Entering edit mode
4.9 years ago
Can Holyavkin
▴
250
We have just sequenced the whole genome of a bacteria. We aim to detect if any recombinant gene is inserted into the genome. Inserted gene is unknown.
So far:
- Mapped the paired-reads to our organism reference genome. (via bwa)
- Extracted the unmapped paired reads. (both pairs shouldn't be mapped) (via samtools)
- Performed de novo assembly with those unmapped reads. (via velvet)
Now, I have ~400 contigs and I'll BLAST each of them. Is it a valid approach?
Or should I focus on another method? Maybe I should focus on integration breakpoints instead of unmapped reads?
Do you have a reference for the bacterium in question? Do you have no idea of the sequence/function (e.g. antibiotic resistance) of the gene inserted or are you looking to see if there are extraneous sequences that appear to disrupt an ORF?

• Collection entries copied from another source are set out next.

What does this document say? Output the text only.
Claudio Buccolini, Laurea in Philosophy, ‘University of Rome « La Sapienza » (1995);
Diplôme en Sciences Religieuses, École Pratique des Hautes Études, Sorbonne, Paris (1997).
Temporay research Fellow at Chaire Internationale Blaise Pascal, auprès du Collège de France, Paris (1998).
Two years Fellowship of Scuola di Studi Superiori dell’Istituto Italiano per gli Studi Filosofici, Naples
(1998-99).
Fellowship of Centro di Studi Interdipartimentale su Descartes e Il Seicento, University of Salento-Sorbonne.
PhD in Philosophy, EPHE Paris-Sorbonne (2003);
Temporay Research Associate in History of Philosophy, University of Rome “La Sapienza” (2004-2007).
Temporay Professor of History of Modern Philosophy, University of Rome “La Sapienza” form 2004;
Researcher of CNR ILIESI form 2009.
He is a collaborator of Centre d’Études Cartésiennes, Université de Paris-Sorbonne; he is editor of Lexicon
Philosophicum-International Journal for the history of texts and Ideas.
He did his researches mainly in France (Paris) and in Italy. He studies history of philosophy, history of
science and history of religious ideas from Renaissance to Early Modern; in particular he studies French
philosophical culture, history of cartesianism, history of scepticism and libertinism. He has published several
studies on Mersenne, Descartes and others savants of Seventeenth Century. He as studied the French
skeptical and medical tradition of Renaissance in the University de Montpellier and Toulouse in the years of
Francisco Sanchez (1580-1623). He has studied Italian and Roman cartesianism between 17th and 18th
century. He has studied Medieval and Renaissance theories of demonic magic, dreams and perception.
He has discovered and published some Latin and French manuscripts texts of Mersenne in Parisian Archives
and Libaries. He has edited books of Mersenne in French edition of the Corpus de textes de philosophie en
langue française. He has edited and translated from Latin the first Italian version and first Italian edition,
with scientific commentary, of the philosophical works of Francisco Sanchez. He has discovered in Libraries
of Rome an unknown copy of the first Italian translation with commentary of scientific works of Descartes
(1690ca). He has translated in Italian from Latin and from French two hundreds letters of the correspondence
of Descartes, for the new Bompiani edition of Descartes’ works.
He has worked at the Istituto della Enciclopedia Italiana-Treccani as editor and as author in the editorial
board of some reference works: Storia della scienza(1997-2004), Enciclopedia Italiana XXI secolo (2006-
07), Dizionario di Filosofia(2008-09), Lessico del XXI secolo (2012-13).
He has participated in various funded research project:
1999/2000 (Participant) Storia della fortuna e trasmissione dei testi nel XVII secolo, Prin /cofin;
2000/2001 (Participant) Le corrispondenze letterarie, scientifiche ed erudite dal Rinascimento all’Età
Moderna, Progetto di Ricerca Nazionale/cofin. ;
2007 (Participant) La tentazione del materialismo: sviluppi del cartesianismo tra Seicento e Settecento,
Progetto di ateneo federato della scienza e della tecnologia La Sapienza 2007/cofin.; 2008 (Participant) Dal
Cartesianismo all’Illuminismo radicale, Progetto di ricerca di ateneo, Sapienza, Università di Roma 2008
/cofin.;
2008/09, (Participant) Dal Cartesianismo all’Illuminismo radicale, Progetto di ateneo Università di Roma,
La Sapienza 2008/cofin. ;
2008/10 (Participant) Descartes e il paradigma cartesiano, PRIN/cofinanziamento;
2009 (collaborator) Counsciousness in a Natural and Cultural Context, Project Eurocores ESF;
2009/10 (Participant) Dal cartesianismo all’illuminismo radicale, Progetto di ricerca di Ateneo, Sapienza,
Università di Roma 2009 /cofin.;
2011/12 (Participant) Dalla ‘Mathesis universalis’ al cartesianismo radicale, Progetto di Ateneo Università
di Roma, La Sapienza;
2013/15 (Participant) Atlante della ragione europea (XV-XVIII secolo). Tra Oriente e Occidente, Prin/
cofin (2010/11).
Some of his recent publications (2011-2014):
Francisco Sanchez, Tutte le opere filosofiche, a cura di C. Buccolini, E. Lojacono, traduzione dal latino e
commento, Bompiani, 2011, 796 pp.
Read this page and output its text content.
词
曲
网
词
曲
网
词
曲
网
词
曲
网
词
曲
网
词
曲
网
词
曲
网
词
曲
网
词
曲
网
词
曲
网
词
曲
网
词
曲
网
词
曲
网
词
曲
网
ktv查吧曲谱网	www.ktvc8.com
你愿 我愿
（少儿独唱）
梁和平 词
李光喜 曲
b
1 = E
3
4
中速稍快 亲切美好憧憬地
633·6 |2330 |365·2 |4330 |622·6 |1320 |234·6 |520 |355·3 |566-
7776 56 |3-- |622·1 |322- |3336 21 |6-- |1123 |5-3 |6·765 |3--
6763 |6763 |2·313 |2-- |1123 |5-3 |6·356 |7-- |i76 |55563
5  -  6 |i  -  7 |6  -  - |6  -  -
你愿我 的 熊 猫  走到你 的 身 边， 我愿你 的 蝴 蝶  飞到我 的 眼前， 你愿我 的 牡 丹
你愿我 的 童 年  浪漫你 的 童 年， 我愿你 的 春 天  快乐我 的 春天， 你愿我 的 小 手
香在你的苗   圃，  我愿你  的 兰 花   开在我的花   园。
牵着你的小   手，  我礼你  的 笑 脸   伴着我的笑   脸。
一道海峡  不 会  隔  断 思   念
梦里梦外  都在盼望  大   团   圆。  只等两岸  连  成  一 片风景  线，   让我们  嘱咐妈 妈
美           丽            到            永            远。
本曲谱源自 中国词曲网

Past thread that may be useful: Identification of the sequence insertion site in the genome
Thank you for your comment. Yes, I have the reference sequence of bacterium and already mapped the reads to it. But no idea of sequence/function of the gene inserted into genome. I am not interested if inserted gene distrupts an ORF. I want to detect any gene or large sequence that integrated to genome.
I'll check the link you mentioned and update the question if it helps.
Are 400 the total contigs from assembly? If so you should map those to the reference that you have. Using
blat
(as long as your reference is reasonably homologous) may be the fastest option. You could also useminimap2
since it will generate BAM files that you can view in IGV. These analyses will give you an idea of redundancy and parts/contigs that don't map to the genome. You will need to do some addition work (PCR etc) to prove that the insertion is indeed where you think it is).